В этот момент с клеткой поравнялся Вхаро на своем черном скакуне. Рисуясь, он прогарцевал вокруг, неотрывно впившись взглядом в Вен Аура.
— Верно. Прав! И я был прав. Вхаро всегда прав, — ухмыльнулся лиходей, услышав последние слова: — Смотри, оборотень! Это цена великодушия людей.
— Пошел прочь! — рявкнула на него Котена.
К счастью, его отогнали воины, ссылаясь на то, что богатому торговому гостю небезопасно рядом с клеткой.
— Что, тяжело тебе, братец? — тихонько шепнул один из знакомых гридней.
В светло-синих глазах сквозила неподдельная тревога. Он виновато горбился на белом коне, и все же ничем не помогал.
— Уходи, не разговаривай со мной, — простонал Вен Аур, закрывая голову руками. — Иначе «заразишься», иначе со мной тут окажешься.
— Спасибо, добрый человек, — только отозвалась Котя, найдя в себе силы улыбнуться.
— Нас везут на казнь? — ерзала на месте несчастная матушка, пряча лицо замызганным передником, в котором ее и взяли. — Я не выдержу больше этого. Всего этого. Ой… Как с твоим отцом легла однажды, так преследуют меня беды одни. Это все он! Он!
Вокруг людское море волновалось бурей, как будто выплеснулись омуты, разверзлись недра, и показался сам черный Змей с красным и желтым глазами.
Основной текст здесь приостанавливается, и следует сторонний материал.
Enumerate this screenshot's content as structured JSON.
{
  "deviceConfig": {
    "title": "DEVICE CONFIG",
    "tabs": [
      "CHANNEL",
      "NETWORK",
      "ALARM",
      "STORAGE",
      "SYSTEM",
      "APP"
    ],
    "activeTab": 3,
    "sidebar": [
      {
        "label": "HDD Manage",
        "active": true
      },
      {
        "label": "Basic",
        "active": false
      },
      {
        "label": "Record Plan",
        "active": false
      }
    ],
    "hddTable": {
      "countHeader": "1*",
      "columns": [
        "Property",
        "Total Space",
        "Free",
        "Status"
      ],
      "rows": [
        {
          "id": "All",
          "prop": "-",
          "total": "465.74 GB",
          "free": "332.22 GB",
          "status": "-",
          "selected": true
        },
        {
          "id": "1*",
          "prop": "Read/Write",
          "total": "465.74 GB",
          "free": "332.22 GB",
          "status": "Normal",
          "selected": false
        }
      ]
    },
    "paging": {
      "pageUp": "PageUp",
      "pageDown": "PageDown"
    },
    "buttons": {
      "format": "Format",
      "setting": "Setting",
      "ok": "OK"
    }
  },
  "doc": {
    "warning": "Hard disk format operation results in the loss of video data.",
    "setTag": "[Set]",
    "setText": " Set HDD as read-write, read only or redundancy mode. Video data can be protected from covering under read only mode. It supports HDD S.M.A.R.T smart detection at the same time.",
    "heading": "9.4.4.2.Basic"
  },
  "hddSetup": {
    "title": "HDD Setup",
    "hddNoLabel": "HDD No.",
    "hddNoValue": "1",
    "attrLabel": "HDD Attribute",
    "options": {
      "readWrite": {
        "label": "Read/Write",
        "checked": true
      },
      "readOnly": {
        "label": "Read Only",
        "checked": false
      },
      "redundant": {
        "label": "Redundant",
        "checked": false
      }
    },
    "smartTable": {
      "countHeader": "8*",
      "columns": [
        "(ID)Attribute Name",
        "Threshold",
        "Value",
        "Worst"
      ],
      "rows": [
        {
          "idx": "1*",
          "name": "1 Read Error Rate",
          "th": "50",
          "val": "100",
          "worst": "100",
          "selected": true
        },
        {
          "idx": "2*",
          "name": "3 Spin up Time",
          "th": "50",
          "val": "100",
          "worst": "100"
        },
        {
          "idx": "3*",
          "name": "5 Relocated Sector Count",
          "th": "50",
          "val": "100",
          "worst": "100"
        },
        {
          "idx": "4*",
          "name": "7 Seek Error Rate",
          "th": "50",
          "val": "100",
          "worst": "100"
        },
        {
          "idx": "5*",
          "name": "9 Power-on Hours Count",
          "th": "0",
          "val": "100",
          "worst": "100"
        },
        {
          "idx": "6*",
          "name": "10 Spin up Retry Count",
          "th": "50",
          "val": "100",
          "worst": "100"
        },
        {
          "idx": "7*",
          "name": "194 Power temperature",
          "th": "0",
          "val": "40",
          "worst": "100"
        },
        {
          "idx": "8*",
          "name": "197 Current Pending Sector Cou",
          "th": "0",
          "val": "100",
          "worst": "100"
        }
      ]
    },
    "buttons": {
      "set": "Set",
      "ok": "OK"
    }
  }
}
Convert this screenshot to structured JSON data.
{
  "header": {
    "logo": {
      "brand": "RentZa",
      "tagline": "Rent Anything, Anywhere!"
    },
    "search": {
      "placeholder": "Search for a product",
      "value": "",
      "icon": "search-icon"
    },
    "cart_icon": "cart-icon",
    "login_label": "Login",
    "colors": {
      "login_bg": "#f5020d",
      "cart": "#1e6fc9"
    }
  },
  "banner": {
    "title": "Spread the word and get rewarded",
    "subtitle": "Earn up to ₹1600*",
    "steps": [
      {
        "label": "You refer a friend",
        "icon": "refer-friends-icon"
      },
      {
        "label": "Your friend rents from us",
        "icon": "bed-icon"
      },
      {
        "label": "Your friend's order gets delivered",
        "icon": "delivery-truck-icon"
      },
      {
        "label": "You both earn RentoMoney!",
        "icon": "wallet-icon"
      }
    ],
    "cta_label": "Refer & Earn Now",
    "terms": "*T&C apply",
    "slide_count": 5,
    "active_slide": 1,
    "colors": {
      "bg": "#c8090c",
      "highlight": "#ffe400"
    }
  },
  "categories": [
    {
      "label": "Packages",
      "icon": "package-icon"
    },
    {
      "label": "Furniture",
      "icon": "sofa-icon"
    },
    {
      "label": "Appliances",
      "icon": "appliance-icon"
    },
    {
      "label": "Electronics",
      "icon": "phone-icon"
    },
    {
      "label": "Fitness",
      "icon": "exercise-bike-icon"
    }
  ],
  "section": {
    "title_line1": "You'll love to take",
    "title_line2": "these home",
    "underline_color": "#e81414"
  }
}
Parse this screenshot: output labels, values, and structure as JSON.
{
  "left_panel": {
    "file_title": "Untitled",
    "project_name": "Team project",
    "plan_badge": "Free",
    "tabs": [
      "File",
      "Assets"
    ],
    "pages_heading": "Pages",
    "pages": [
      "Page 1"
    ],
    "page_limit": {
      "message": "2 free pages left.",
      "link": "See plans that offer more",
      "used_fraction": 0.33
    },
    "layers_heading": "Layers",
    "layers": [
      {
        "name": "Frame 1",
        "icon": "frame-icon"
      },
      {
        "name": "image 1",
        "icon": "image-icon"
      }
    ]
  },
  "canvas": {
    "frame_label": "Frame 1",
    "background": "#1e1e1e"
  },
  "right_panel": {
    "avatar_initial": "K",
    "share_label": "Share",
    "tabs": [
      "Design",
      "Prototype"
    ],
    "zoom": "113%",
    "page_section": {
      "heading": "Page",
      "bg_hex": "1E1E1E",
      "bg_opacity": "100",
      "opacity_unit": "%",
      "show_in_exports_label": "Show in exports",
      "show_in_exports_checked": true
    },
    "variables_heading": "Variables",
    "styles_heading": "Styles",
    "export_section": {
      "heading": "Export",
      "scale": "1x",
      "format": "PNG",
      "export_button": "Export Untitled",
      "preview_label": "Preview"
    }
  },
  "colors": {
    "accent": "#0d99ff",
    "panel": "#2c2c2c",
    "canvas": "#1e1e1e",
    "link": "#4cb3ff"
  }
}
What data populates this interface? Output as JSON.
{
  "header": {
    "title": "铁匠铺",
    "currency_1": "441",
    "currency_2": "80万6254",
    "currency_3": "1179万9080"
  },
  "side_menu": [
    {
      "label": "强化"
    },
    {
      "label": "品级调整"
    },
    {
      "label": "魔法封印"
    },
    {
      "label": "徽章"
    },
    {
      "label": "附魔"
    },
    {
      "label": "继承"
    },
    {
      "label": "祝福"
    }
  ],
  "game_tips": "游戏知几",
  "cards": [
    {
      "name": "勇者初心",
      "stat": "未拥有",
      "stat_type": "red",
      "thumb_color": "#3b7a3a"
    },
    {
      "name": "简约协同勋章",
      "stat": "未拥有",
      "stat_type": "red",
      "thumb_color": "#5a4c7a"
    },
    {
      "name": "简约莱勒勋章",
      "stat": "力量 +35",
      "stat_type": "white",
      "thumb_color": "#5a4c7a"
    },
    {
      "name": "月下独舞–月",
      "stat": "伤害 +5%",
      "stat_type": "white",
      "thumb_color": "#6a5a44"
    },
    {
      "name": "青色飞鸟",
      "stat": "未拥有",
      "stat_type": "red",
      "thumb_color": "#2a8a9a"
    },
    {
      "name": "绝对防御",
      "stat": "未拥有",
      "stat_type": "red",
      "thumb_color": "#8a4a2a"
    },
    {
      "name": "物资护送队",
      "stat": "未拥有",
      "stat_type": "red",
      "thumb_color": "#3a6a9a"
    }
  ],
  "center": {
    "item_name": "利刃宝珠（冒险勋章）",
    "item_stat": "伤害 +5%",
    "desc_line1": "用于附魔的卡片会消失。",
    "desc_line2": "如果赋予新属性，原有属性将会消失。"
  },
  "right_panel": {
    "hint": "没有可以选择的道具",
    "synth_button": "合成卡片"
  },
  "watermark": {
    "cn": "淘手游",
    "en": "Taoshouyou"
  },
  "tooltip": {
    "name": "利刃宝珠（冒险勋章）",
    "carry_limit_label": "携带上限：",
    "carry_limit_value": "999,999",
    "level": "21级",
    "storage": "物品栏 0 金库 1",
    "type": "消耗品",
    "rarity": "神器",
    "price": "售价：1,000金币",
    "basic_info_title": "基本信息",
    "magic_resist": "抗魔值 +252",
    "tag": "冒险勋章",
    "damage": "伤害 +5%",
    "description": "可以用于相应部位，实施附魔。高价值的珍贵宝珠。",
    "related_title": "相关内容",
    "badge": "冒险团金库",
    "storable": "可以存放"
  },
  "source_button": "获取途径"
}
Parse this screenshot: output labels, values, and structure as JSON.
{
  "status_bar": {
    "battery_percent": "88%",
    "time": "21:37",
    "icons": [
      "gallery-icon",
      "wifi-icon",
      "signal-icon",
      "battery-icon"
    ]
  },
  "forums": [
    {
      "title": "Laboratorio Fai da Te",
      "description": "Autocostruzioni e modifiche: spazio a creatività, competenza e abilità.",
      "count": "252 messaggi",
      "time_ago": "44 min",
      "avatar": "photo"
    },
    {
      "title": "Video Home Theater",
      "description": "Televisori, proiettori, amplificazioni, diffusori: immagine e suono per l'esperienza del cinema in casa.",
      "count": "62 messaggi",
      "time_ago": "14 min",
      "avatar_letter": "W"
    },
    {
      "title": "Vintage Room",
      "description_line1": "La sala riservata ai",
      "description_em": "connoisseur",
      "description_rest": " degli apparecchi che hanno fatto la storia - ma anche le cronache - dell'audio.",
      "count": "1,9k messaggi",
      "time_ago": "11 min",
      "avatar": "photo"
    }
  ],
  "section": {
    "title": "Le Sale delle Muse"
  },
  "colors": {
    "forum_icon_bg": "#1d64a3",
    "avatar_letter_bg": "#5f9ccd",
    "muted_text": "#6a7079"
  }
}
— Не давай им понять, что побежден. Мы невиновны! Это наша правда! В этом наша победа! — твердила Котя, обращаясь ко всем заточенным в тесной клетке.
Одной рукой она сдавила ладонь мужа, другой — запястье матери.
Котена не опускала голову, глядя лишь на светлое рассветное небо, призывая в свидетели справедливость духов и песнь мира, если такая существовала.
«Песня мира, душа мира, услышь меня. Мир! Услышь меня! Прости глупость этих людей, они слепы. Но если жаждешь ты справедливости, они получат свое наказание рано или поздно», — молча обращалась Котя, хотя не молилась и ничего не просила. Она верила, что во всем совершавшемся должен обретаться какой-то смысл. Она будто ждала этого дня, и впервые в ней иссяк страх. Ее худшие опасения подтвердились, теперь оставалось лишь довериться воле духов. Если союз человека и создания Хаоса нарушил их волю, значит, неизбежно наказание. Значит, так надо. Но если только людская молва и донос — отвратительно. И вновь в сердце вскипел гнев.
Вскоре клетка остановилась посреди площади, и осужденных вывели на деревянный помост, возведенный специально для казней. Котя видела еще летом, как на нем сделали плаху для наиболее жестоких воинов Молниесвета, замеченных в самых ужасных бесчинствах. В их число вошли командиры наемников Аларгата и воеводы враждебного князя.
Теперь же, подгоняя мечами и копьями, перепуганных «преступников» вытолкали из клетки и заставили подняться. Напротив помоста стоял князь. Он слез с коня и взошел на высокое деревянное сооружение, отчего чудилось, будто он заслоняет полнеба, нависая грозовой тучей.
— Отпустите этих несчастных, — с деланной ленцой приказал он, подняв вверх правую руку.
Стражи подошли к матушке, дядьке Крашу и блаженной, освобождая их; на младенца никто цепей, к счастью, не надевал.
— Котя… — охнула матушка, когда ее принудили спуститься с помоста.
— Юлкотена остается, — вполголоса приказал князь.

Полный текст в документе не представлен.